The Future of Management of Regional Lymph Nodes Based on Surgical Staging After NAC

It is becoming more common to add regional nodal irradiation and, for mastectomy patients, chest wall irradiation for women with any positive nodes. This is based on older trials, published in the late 1990s from Canada and Denmark as well as the MA20 trial and the recent overview meta-analysis showing a survival benefit for node-positive patients undergoing partial or total mastectomy and receiving systemic chemotherapy [1619, 40]. Although all of these data are based on patients undergoing primary surgery, they drive a tendency to add more radical radiotherapy for women with positive nodes at presentation, even if they are converted to negative by NAC. This, in turn, raises more concern about false-negative SLNB results after NAC and understaging of the residual nodal disease. However, analysis of local-regional recurrence (LRR) rates in patients who received NAC in the B-18 and B-27 trials suggest that even for patients with clinically positive nodes prior to NAC, LRR may not be a serious concern if the nodes are pathologically negative after treatment [23•]. It is critical to understanding these results to realize that post-mastectomy irradiation and addition of regional nodal radiation after BCT was not allowed in these trials. Nevertheless, in women who were converted from clinically node positive to pathologically node negative (determined by ALND in all patients), the LRR rates were quite low. This has led to the hypothesis that the response to NAC can be used to “tailor” postoperative radiation to limit its use to women with residual positive nodes and avoid the morbidity of this added treatment (including compromising the results of reconstruction) in selected patients whose nodes become negative after NAC. This is being tested in a recently opened NRG Oncology trial randomizing women in this situation to receive or not to receive regional nodal irradiation after partial or total mastectomy and chest wall radiation after total mastectomy (NSABP B-51/RTOG 1304). Post-NAC nodal staging for this trial can be performed either by SLNB or ALND.

Conversely, despite data showing that ALND has little value for women with positive SLNs at primary surgery, it has been considered standard to perform ALND and to add regional irradiation for women presenting with positive nodes or to proceed with completion ALND plus regional irradiation for women with positive SLNB after NAC. This approach is also being challenged in a prospective randomized Alliance trial (A11202), in which women who present with biopsy-confirmed nodal metastases and who still have positive SLNs after NAC are randomized to completion ALND and regional nodal irradiation versus no additional surgery and regional nodal irradiation.

Conclusions

NAC is an established approach to treat inoperable breast cancer as well as to avoid the need for mastectomy in patients desiring BCT but who are not optimal candidates at presentation. By down-staging the regional lymph nodes in approximately 40 % (or more for some subsets) of patients presenting with node-positive disease, NAC also has the potential to scale back the extent of axillary surgery. This approach seems to be quite accurate and acceptable for women who present with clinically negative nodes.

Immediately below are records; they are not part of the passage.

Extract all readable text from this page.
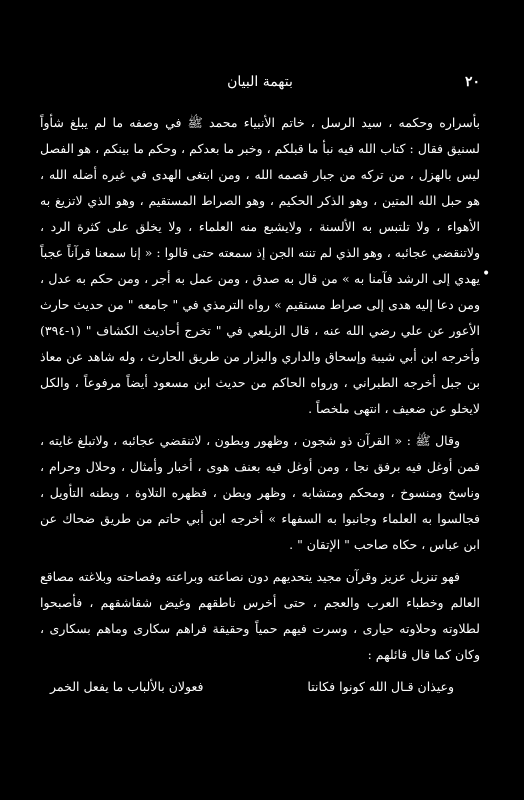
٢٠
بتهمة البيان

بأسراره وحكمه ، سيد الرسل ، خاتم الأنبياء محمد ﷺ في وصفه ما لم يبلغ شأواً لسنيق فقال : كتاب الله فيه نبأ ما قبلكم ، وخبر ما بعدكم ، وحكم ما بينكم ، هو الفصل ليس بالهزل ، من تركه من جبار قصمه الله ، ومن ابتغى الهدى في غيره أضله الله ، هو حبل الله المتين ، وهو الذكر الحكيم ، وهو الصراط المستقيم ، وهو الذي لاتزيغ به الأهواء ، ولا تلتبس به الألسنة ، ولايشبع منه العلماء ، ولا يخلق على كثرة الرد ، ولاتنقضي عجائبه ، وهو الذي لم تنته الجن إذ سمعته حتى قالوا : « إنا سمعنا قرآناً عجباً يهدي إلى الرشد فآمنا به » من قال به صدق ، ومن عمل به أجر ، ومن حكم به عدل ، ومن دعا إليه هدى إلى صراط مستقيم » رواه الترمذي في " جامعه " من حديث حارث الأعور عن علي رضي الله عنه ، قال الزيلعي في " تخرج أحاديث الكشاف " (١-٣٩٤) وأخرجه ابن أبي شيبة وإسحاق والداري والبزار من طريق الحارث ، وله شاهد عن معاذ بن جبل أخرجه الطبراني ، ورواه الحاكم من حديث ابن مسعود أيضاً مرفوعاً ، والكل لايخلو عن ضعيف ، انتهى ملخصاً .

وقال ﷺ : « القرآن ذو شجون ، وظهور وبطون ، لاتنقضي عجائبه ، ولاتبلغ غايته ، فمن أوغل فيه برفق نجا ، ومن أوغل فيه بعنف هوى ، أخبار وأمثال ، وحلال وحرام ، وناسخ ومنسوخ ، ومحكم ومتشابه ، وظهر وبطن ، فظهره التلاوة ، وبطنه التأويل ، فجالسوا به العلماء وجانبوا به السفهاء » أخرجه ابن أبي حاتم من طريق ضحاك عن ابن عباس ، حكاه صاحب " الإتقان " .

فهو تنزيل عزيز وقرآن مجيد يتحديهم دون نصاعته وبراعته وفصاحته وبلاغته مصاقع العالم وخطباء العرب والعجم ، حتى أخرس ناطقهم وغيض شقاشقهم ، فأصبحوا لطلاوته وحلاوته حيارى ، وسرت فيهم حمياً وحقيقة فراهم سكارى وماهم بسكارى ، وكان كما قال قائلهم :

وعيذان قـال الله كونوا فكانتا
فعولان بالألباب ما يفعل الخمر
•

The detection rate and FNR after NAC are better when both radioactive colloid and blue dye are used to identify the SLN. For women who present with clinically positive nodes, confirmed by biopsy, the acceptability of relying on SLNB after NAC has been more controversial. The use of two agents to identify SLNs in these patients also results in decreased FNRs, in the range of 10 % or less. Increasing the number of SLNs identified is associated with lower FNRs, consistently below 10 % when three or more SLNs are identified. The therapeutic significance of occult-positive disease left in other nodes after a false-negative SLNB is currently unknown, but at this time, the axillary LN stage after NAC doesn’t usually change systemic management. Maturing and ongoing studies will further define the role of regional XRT as an adjunct to or in lieu of ALND for node-positive breast cancer, which converts to ypN0 after NAC. Likewise, ongoing trials will define the role of completion ALND for women with persistently positive axillary nodes after NAC.